Search
Thursday 21 November 2019
  • :
  • :

Regresé por mi patria

ruesca

Roberto Ruesca López de Villavicencio es un matancero que allá por los años 60 del siglo XX compartía el amor a la patria libre e independiente con la vocación religiosa. Por ello siendo alumno del Seminario Evangélico de Teología también participaba en actividades revolucionarias clandestinas como fue la organización de la huelga del nueve de abril en la ciudad de Cárdenas.

En ese bregar inquieto y comprometido, propio de la juventud, le sorprende la invasión mercenaria por Playa Girón.

“Pues me sorprende…, bueno no propiamente me sorprende. En el año 60 yo fui invitado a los Estados Unidos a un campamento de una iglesia donde estuve tres meses, de regreso iba a estar una semana en Miami con un amigo de acá de Cuba y su familia.

“La noche que llegué, durante una conversación le pregunto a mi amigo por personas conocidas y me dice, ´muchacho el esposo de Argelia está en los “envergáis” preparándose para la invasión´. Entonces ante mi asombro me responde: ´¿Tú no sabes que vamos a invadir a Cuba para acabar con el castrismo? , ¿tú no sabes eso?´. Bueno, esa noche no pude pegar un ojo.”

Y es que según Ruesca, el tiempo de dormir se trocó en un eterno momento de reflexión, de desasosiego que concluyó en una decisión irreversible.

“Yo sentí como cubano que no podía pasar un día más allí y que tenía rápidamente que arrancar para acá para prepararme para lo que fuera. Ahora, el dilema dónde estaba, en que como cristiano no podía tomar un arma para matar a nadie. Y en aquella media noche me dije, yo no puedo matar, pero sí curar heridos. Regresé y me vinculé a la Cruz Roja de Matanzas.”

A la llegada a Cuba se inserta en un curso de brigadistas sanitarios y con esa misión se fue a Girón.
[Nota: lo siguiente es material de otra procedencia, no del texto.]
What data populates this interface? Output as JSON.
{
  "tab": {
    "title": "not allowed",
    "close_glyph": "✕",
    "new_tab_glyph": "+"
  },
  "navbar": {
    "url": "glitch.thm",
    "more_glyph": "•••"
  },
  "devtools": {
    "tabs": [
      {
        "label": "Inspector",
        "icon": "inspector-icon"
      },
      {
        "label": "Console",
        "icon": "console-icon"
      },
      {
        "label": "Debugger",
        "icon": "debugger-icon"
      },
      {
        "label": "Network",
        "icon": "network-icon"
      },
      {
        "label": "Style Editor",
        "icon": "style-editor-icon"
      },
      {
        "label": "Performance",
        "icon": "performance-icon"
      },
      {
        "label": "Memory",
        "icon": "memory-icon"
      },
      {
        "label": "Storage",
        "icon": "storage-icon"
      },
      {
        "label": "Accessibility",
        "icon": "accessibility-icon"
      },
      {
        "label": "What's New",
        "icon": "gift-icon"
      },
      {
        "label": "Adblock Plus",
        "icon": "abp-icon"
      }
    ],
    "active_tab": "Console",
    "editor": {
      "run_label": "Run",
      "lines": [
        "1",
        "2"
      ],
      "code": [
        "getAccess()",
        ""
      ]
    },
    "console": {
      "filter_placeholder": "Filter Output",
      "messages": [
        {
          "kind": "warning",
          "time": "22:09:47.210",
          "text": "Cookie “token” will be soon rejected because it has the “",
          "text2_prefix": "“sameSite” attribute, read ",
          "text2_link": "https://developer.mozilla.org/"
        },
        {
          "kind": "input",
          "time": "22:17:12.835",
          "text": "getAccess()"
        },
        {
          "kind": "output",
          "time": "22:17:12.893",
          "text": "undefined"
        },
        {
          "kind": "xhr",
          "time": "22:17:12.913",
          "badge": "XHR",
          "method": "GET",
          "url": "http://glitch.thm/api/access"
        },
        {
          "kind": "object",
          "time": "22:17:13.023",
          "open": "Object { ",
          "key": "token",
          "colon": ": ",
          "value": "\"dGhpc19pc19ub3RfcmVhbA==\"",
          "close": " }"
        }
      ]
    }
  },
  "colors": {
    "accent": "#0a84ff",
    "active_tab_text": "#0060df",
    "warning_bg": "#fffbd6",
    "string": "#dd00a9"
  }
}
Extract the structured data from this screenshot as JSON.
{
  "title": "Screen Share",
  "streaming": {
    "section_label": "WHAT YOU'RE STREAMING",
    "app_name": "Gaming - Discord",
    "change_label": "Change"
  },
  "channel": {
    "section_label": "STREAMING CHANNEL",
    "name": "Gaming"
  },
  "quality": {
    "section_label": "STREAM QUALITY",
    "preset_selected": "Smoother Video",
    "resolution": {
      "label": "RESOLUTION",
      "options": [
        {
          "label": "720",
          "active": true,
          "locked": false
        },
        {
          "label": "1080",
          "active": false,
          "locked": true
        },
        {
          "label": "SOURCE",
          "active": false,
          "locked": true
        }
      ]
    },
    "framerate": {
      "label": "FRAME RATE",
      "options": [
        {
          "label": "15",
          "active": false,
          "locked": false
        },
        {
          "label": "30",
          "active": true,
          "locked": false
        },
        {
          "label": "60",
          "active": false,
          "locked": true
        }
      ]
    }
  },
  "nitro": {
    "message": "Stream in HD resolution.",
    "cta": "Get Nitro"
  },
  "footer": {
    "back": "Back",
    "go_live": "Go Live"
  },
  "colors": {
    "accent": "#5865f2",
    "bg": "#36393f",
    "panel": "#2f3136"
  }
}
“El 18 por la tarde nos reúnen a todos los compañeros porque hacía falta personal médico y por supuesto sanitarios. Y lo interesante es que inmediatamente habilitamos un punto de curación por el que pasó el Comandante Efigenio Ameijeiras. Pero…, fue un día terrible, los heridos, las bombas, los aviones volando cerca nuestro… Yo estuve en la guerra apenas un día y medio, pero imagino a los compañeros que la vivieron desde el principio. Aquello fue el infierno.”

La preparación y actitud de los muchachos de las cuatro bocas, un episodio que siempre se menciona con respeto y admiración.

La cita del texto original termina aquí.